One month flies by faster than usual these days. I’ve been working to ignore the calendar, because I’m waiting for my editing letter… It could arrive any day, and means I’ll be heads-down once more working toward a deadline.
The easiest way for me to ignore the calendar is to read. I just went back to Goodreads… and apparently I read 14 books since my last post, less than a month ago. That seems… excessive, even for me. One of them was by someone I’d beta’d for way back in 2013, and I discovered myself as a named character for the third time. There was a moment of squee.
😀
Since I last posted we also watched Avengers: Endgame (THREE times!). I will happily debate plot points and share spoilers with anyone who asks, though obviously the short answer is that I loved the movie and how it tied up so many arcs established in the 22 movies that have now come out of the MCU. We even spent a weekend bingeing the first three Avengers movies to be better grounded in the stories told to date, and were shocked by how much was foreshadowed in them.
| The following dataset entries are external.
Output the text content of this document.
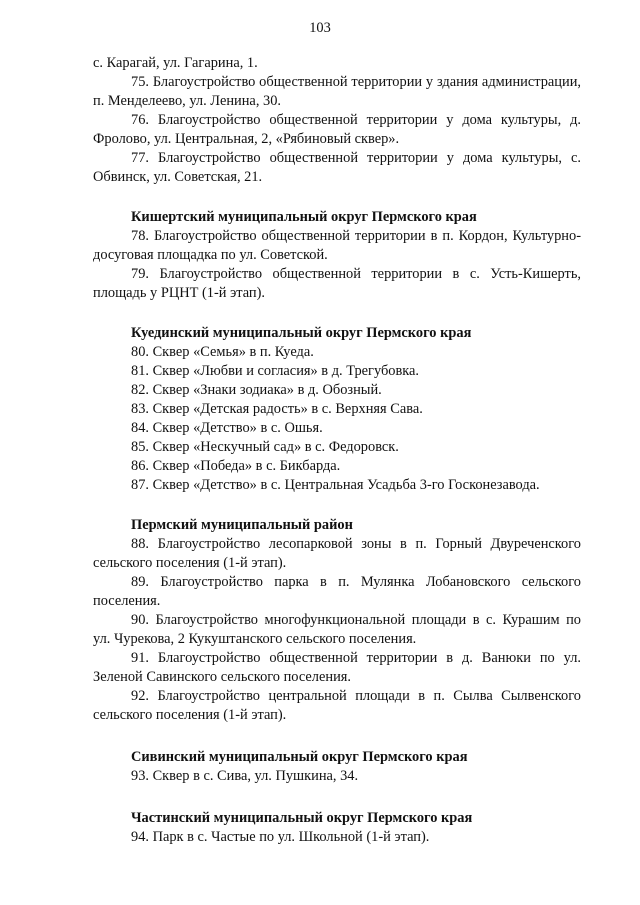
103

с. Карагай, ул. Гагарина, 1.

75. Благоустройство общественной территории у здания администрации, п. Менделеево, ул. Ленина, 30.

76. Благоустройство общественной территории у дома культуры, д. Фролово, ул. Центральная, 2, «Рябиновый сквер».

77. Благоустройство общественной территории у дома культуры, с. Обвинск, ул. Советская, 21.

Кишертский муниципальный округ Пермского края

78. Благоустройство общественной территории в п. Кордон, Культурно-досуговая площадка по ул. Советской.

79. Благоустройство общественной территории в с. Усть-Кишерть, площадь у РЦНТ (1-й этап).

Куединский муниципальный округ Пермского края

80. Сквер «Семья» в п. Куеда.

81. Сквер «Любви и согласия» в д. Трегубовка.

82. Сквер «Знаки зодиака» в д. Обозный.

83. Сквер «Детская радость» в с. Верхняя Сава.

84. Сквер «Детство» в с. Ошья.

85. Сквер «Нескучный сад» в с. Федоровск.

86. Сквер «Победа» в с. Бикбарда.

87. Сквер «Детство» в с. Центральная Усадьба 3-го Госконезавода.

Пермский муниципальный район

88. Благоустройство лесопарковой зоны в п. Горный Двуреченского сельского поселения (1-й этап).

89. Благоустройство парка в п. Мулянка Лобановского сельского поселения.

90. Благоустройство многофункциональной площади в с. Курашим по ул. Чурекова, 2 Кукуштанского сельского поселения.

91. Благоустройство общественной территории в д. Ванюки по ул. Зеленой Савинского сельского поселения.

92. Благоустройство центральной площади в п. Сылва Сылвенского сельского поселения (1-й этап).

Сивинский муниципальный округ Пермского края

93. Сквер в с. Сива, ул. Пушкина, 34.

Частинский муниципальный округ Пермского края

94. Парк в с. Частые по ул. Школьной (1-й этап).
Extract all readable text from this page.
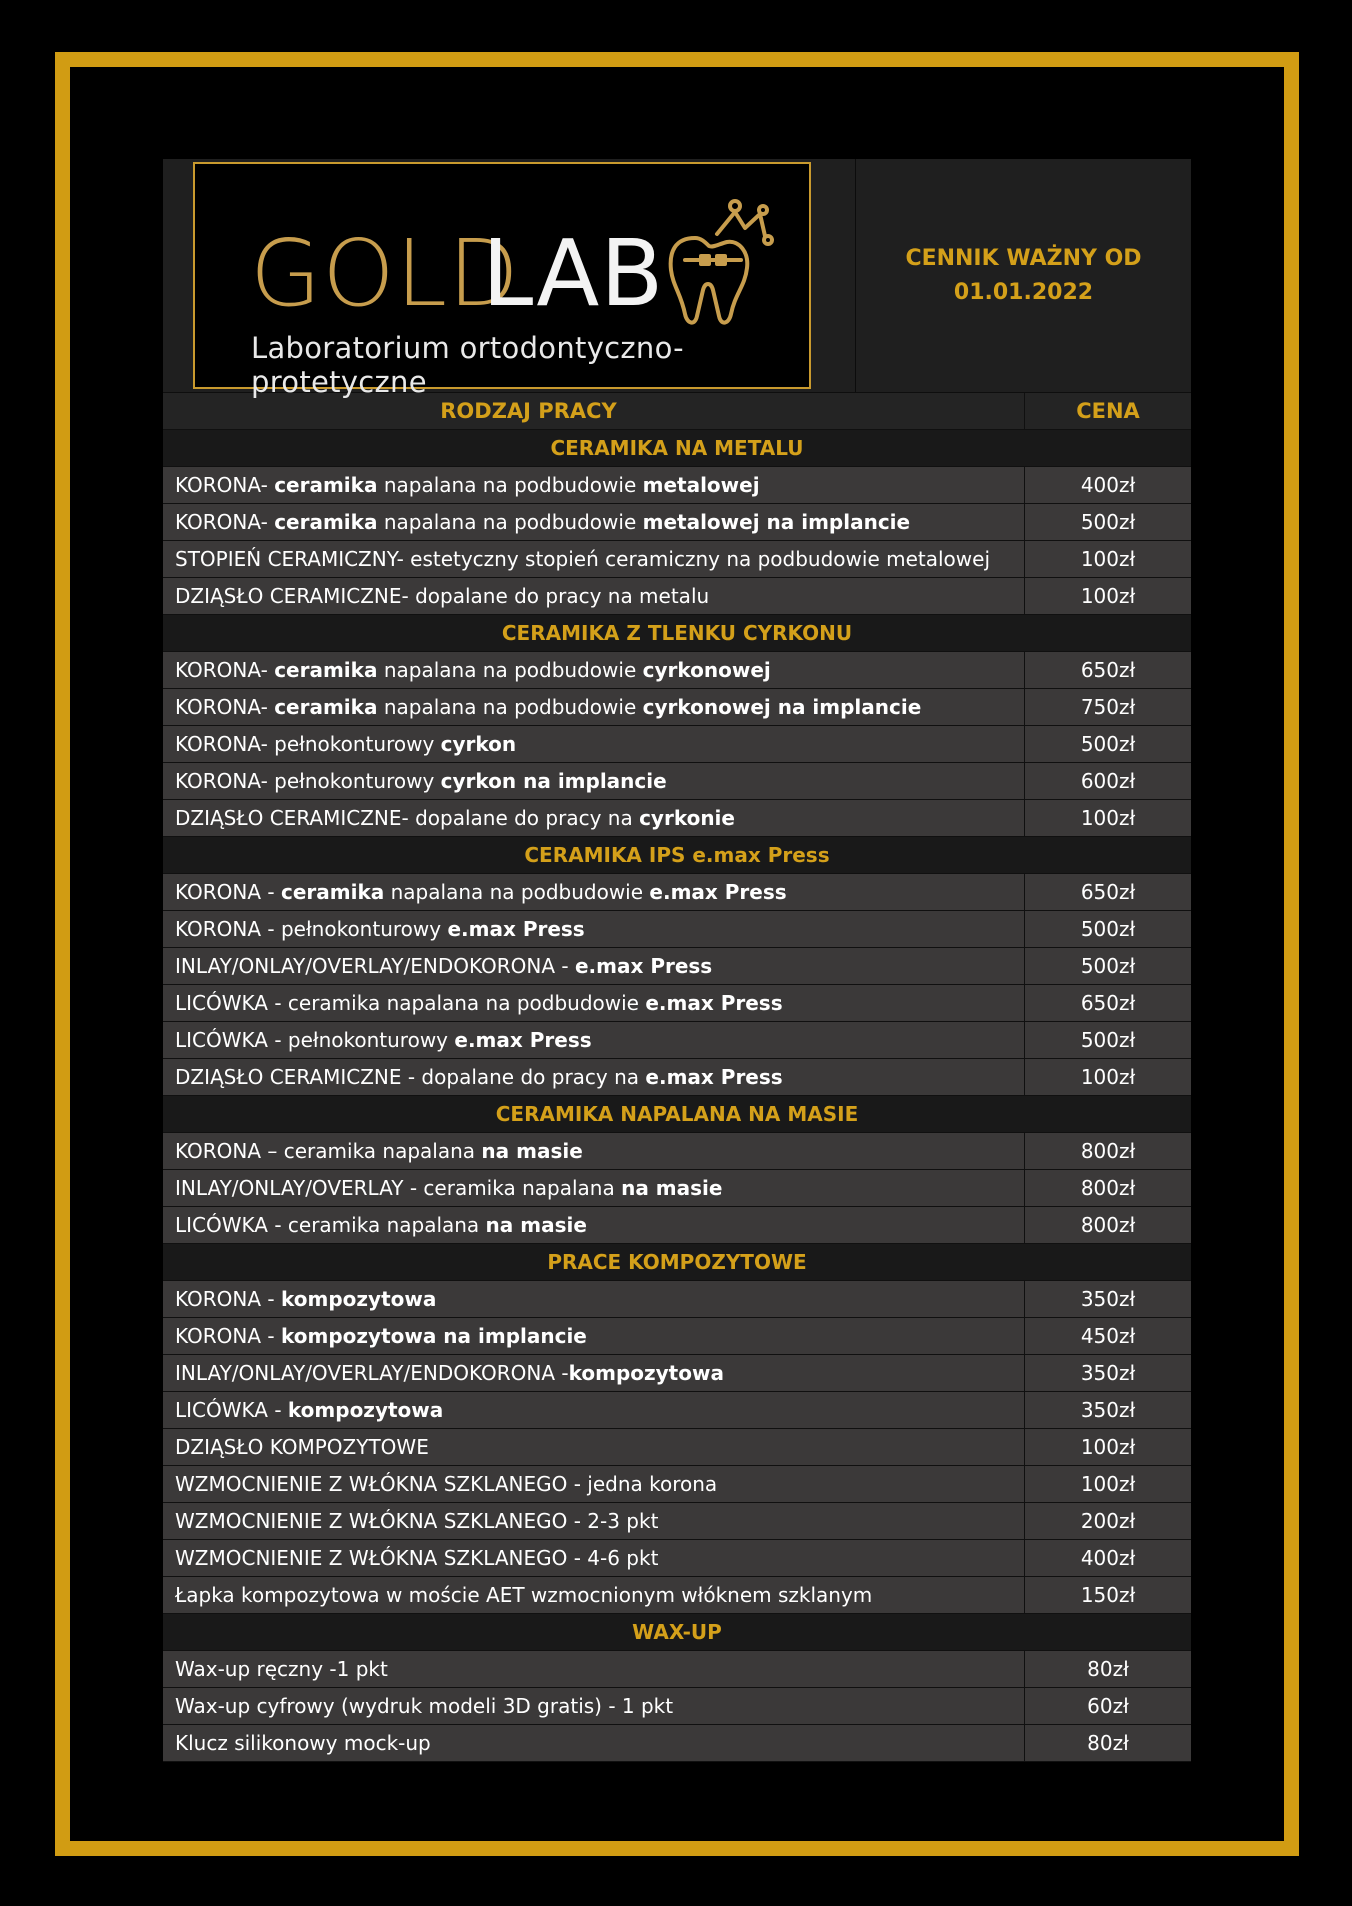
GOLD
LAB
Laboratorium ortodontyczno-protetyczne
CENNIK WAŻNY OD
01.01.2022
RODZAJ PRACY	CENA
CERAMIKA NA METALU
KORONA- ceramika napalana na podbudowie metalowej	400zł
KORONA- ceramika napalana na podbudowie metalowej na implancie	500zł
STOPIEŃ CERAMICZNY- estetyczny stopień ceramiczny na podbudowie metalowej	100zł
DZIĄSŁO CERAMICZNE- dopalane do pracy na metalu	100zł
CERAMIKA Z TLENKU CYRKONU
KORONA- ceramika napalana na podbudowie cyrkonowej	650zł
KORONA- ceramika napalana na podbudowie cyrkonowej na implancie	750zł
KORONA- pełnokonturowy cyrkon	500zł
KORONA- pełnokonturowy cyrkon na implancie	600zł
DZIĄSŁO CERAMICZNE- dopalane do pracy na cyrkonie	100zł
CERAMIKA IPS e.max Press
KORONA - ceramika napalana na podbudowie e.max Press	650zł
KORONA - pełnokonturowy e.max Press	500zł
INLAY/ONLAY/OVERLAY/ENDOKORONA - e.max Press	500zł
LICÓWKA - ceramika napalana na podbudowie e.max Press	650zł
LICÓWKA - pełnokonturowy e.max Press	500zł
DZIĄSŁO CERAMICZNE - dopalane do pracy na e.max Press	100zł
CERAMIKA NAPALANA NA MASIE
KORONA – ceramika napalana na masie	800zł
INLAY/ONLAY/OVERLAY - ceramika napalana na masie	800zł
LICÓWKA - ceramika napalana na masie	800zł
PRACE KOMPOZYTOWE
KORONA - kompozytowa	350zł
KORONA - kompozytowa na implancie	450zł
INLAY/ONLAY/OVERLAY/ENDOKORONA -kompozytowa	350zł
LICÓWKA - kompozytowa	350zł
DZIĄSŁO KOMPOZYTOWE	100zł
WZMOCNIENIE Z WŁÓKNA SZKLANEGO - jedna korona	100zł
WZMOCNIENIE Z WŁÓKNA SZKLANEGO - 2-3 pkt	200zł
WZMOCNIENIE Z WŁÓKNA SZKLANEGO - 4-6 pkt	400zł
Łapka kompozytowa w moście AET wzmocnionym włóknem szklanym	150zł
WAX-UP
Wax-up ręczny -1 pkt	80zł
Wax-up cyfrowy (wydruk modeli 3D gratis) - 1 pkt	60zł
Klucz silikonowy mock-up	80zł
I also read non-book things. Quite a few were from the perspective one might best describe as side views on feminism. Like when Spain gave men equal access to parental leave, and a subsequent study on social attitudes found that all of a sudden they didn’t want quite so many kids. Or the long-form article celebrating Margarete Schuette-Lihotzky, the first woman to qualify as an architect in Austria, who did motion studies to optimize a woman’s kitchen experience in the early 1900s in Germany. The interesting take-away from it, though, is that how we imagine our kitchen experience has everything to do with class and sex, and much less to do with food production than one might imagine. (Interestingly, there was also an article about eating alone being on the rise, something that used to have a social stigma attached for women.) And, of course, the ever-green review of why more and more of us are suffering worse and worse allergies–urban landscapers who decided it’d be best to plant mostly male trees to avoid the “mess” of fertilized droppings.
I also read two articles directly related to science I need to understand for my Planet Seekers series. The first reports that there are contradictory findings about the wildlife in the Chernobyl exclusion zone. Some suspect that the mere fact that humans are no longer there means wildlife is thriving. Others wonder what their quality of life is. The second showed a 3D printed Mars habitat.
There are other thoughts playing in my mind about book 2, especially now that I have a completed beat sheet and have started drafting it. If all goes well, I’ll be able to include at least some of chapter 1 of book 2 at the end of book 1 when it comes out. Keep your eyes open for a cover reveal sometime in the not-so-distant future. Once I have that, I’ll kick off my word counter here, but I’m not unhappy to have the first 500+ words on (virtual) paper for it already.